Physical Therapy Documentation Guidelines

Physical therapy documentation is an important part in a physical therapist’s sessions with patients. is an important part in a physical therapist’s sessions with patients.  It is very vital to patient care that it is required by the American Physical Therapist Association (APTA) and other organization that seeks to regulate and standardized the physical therapy industry.

Below are several recommended guidelines to follow for accurate physical therapy documentation.  Following these guidelines will ensure that there is proper care of the patient and there is clear communication among the doctors who are working with the patient.  These guidelines for physical therapy documentation are also important for billing.
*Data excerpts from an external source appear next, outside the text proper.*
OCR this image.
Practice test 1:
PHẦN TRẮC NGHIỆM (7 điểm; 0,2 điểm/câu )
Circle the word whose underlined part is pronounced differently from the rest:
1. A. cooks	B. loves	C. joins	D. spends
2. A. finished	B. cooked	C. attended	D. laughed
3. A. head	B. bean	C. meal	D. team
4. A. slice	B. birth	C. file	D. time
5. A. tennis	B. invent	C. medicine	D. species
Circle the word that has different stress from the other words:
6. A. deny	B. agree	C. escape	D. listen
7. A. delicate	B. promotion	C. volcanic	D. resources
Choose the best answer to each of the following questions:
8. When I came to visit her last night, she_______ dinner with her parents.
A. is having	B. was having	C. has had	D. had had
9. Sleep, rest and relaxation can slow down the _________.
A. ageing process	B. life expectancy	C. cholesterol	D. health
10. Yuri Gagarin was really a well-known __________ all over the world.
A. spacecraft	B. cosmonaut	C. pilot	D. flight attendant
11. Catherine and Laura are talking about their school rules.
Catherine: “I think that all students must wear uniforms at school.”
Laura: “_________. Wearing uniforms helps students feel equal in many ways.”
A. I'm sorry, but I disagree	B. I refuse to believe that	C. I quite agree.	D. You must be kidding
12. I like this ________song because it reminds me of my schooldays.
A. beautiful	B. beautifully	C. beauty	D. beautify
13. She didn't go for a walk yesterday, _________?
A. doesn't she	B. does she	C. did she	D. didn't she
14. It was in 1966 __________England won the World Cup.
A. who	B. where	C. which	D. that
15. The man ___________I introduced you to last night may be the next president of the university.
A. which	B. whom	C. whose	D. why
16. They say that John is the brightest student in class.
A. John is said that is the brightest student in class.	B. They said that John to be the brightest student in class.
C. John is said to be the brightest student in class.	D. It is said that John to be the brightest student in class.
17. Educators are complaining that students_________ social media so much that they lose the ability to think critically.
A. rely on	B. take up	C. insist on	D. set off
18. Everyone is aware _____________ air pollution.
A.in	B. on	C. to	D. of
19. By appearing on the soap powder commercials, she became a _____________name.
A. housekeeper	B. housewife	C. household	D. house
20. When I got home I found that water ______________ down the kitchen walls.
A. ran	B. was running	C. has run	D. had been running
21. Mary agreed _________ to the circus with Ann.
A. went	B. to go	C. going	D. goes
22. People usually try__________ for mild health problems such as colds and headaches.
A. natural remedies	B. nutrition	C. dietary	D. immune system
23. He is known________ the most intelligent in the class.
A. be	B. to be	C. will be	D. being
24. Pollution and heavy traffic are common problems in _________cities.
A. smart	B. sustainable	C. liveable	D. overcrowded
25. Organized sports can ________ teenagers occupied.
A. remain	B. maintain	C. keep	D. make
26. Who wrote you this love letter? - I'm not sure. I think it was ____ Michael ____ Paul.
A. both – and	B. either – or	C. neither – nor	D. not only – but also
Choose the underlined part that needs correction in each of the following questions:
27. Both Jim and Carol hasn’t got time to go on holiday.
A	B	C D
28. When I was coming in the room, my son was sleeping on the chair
  • Medical history of the patient and doctor’s initial evaluation – good physical therapy documentation needs to include patient history including medications, medical conditions, injuries and surgeries the patient might have and undergone.  The initial evaluation will include necessary tests and measurements to determine the need for physical therapy.
  •  A diagnosis and a prognosis – physical therapy documentation needs to show the reason why the patient is having physical therapy, the level of physical dysfunction and mobility limitations.  The doctor’s prognosis will indicate the physical therapy approach to reach a desired outcome.  This should also include the estimated time required to achieve a certain goal.
  • A care plan – for physical therapy documentation, this is a detailed outline that indicates the specific goals, time frame of each goals, the number of physical therapy sessions needed to achieve the goal and the after discharge plan.
  • Patient visits and follow-up re-examinations – physical therapy documentation should also cover all of the patient’s visits, the exercises done during the physical therapy sessions and the patient’s medical progression.  Re-examinations and re-evaluations are important so that the doctor or the physical therapist can make changes to the treatment plan if necessary.
  • Discharge summary – this should be included in detail when completing physical therapy documentation.  A complete discharge summary will provide a detailed report on what goes on during every physical therapy session and how the patient is progressing with every session attended.  A recommended discharge summary should also include post-discharge treatment plans which physical therapy patients can do at home to prevent recurrence of medical condition.

As a physical therapist, it can be easy to miss some important notes in your physical therapy documentation.  It is a good habit to always begin each physical therapy sessions with an evaluation and a care plan in accordance with the physician’s certification or recommendation.  Progress notes must be done at the end of every session so that no details might be omitted and that the patient’s treatment plan is followed accordingly.